Il Parancistrus è un genere di pesci gatto a ventosa della famiglia dei Loricariidae, originario del Sud America, noto per plecos robusti dal corpo largo.




Parametri di allevamento
Parancistrus
Il Parancistrus è un genere di pesci gatto a ventosa della famiglia dei Loricariidae, originario del Sud America, noto per plecos robusti dal corpo largo. Il nome Parancistrus deriva dal greco “para” = vicino e dal genere Ancistrus, cioè “vicino all’Ancistrus”.
Il genere fu descritto nel 1862 dall’ittologo austriaco Pieter Bleeker.
I nomi comuni con cui è conosciuto sono diversi: Parancistrus, pleco, pleco L, pleco a corpo largo, golden marble pleco.
Ha un corpo robusto, largo e appiattito, ricoperto dalle placche ossee dei Loricaridi, con bocca a ventosa e ampie aperture branchiali. È un pleco di taglia media. I maschi sviluppano odontodi su testa e pinne pettorali.
La colorazione varia con la specie e l’individuo: dal grigio-nero uniforme a livree marmorizzate o cosparse di macchie gialle-dorate; alcuni individui possono cambiare tonalità (schiarendosi) a seconda dell’umore e del substrato.
È un pesce dal carattere robusto e territoriale verso i propri simili, prevalentemente notturno. Ha una dieta onnivora con buona componente vegetale. Richiede vasche con nascondigli, legni e acqua pulita e ben ossigenata, con buona corrente. Va abbinato a pesci di taglia adeguata. Nuota e si ancora sul fondo. Le dimensioni: circa 15-25 cm.
Questo genere comprende poche specie, indicate anche con L-number:
- Parancistrus aurantiacus, Castelnau 1855 — il golden/marble pleco (L056).
- Parancistrus nudiventris, Rapp Py-Daniel e Zuanon 2005.
Habitat
Originario del Sud America, popola i fiumi del bacino amazzonico, come il Rio Xingu e il Rio Tocantins, in Brasile. Vive in acque dolci tropicali a corrente da moderata a vivace, su fondali rocciosi e tra i legni, dove si ancora e si rifugia.
Illuminazione e Temperature
Prevalentemente notturno, gradisce zone d’ombra e nascondigli. Le temperature variano dai 26° C ai 30° C, il PH da 6 a 7,5, con preferenza per valori da leggermente acidi a neutri, la durezza dell’acqua da morbida a media.
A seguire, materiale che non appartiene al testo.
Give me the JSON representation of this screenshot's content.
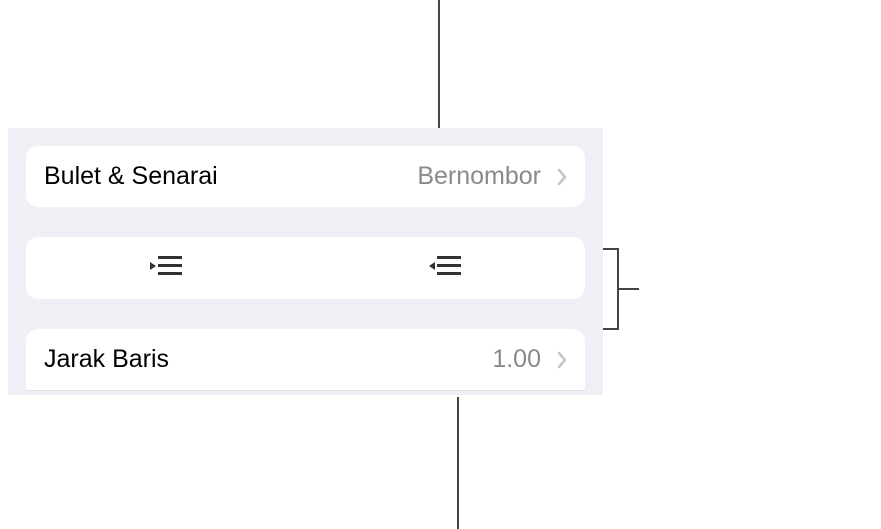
{
  "bullets_row": {
    "label": "Bulet & Senarai",
    "value": "Bernombor"
  },
  "spacing_row": {
    "label": "Jarak Baris",
    "value": "1.00"
  },
  "icons": {
    "outdent": "outdent-icon",
    "indent": "indent-icon",
    "chevron": "chevron-right-icon"
  }
}
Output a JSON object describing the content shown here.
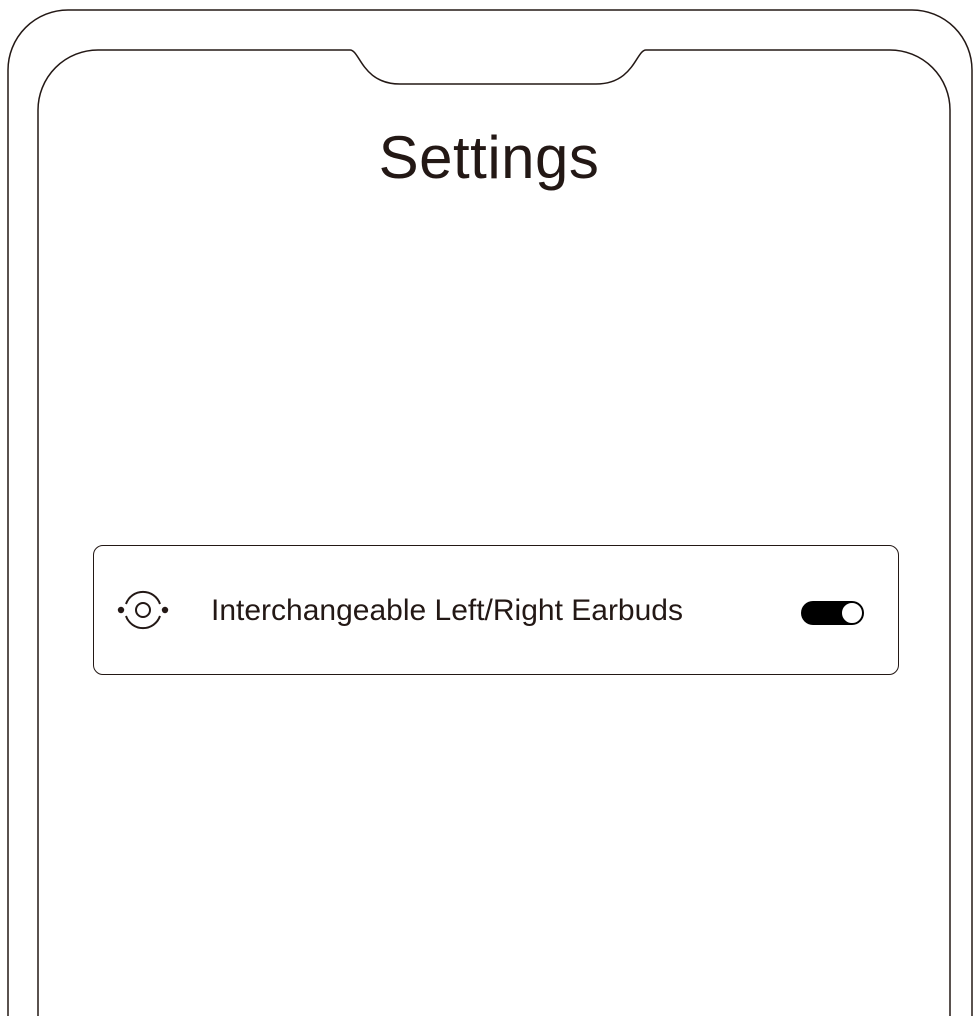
{
  "screen": {
    "title": "Settings"
  },
  "settings": {
    "items": [
      {
        "icon": "swap-circle-icon",
        "label": "Interchangeable Left/Right Earbuds",
        "enabled": true
      }
    ]
  },
  "colors": {
    "text": "#231815",
    "toggle_on": "#000000",
    "background": "#ffffff"
  }
}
Richiede acqua pulita e ben ossigenata.
Alimentazione
Specie onnivora con buona componente vegetale. In natura bruca biofilm e alghe e si nutre di detriti, invertebrati e materiale vegetale. In acquario va alimentato con pastiglie affondanti, mangimi vegetali (spirulina), verdure e una componente proteica con cibo congelato; gradisce legni da rosicchiare.
Riproduzione
La riproduzione in acquario è possibile ed è affidata al maschio: occupa una grotta o un tubo dove la femmina depone le uova, che vengono fecondate e accudite dal maschio fino alla schiusa. Gli avannotti vanno alimentati con vegetali e mangimi finissimi affondanti.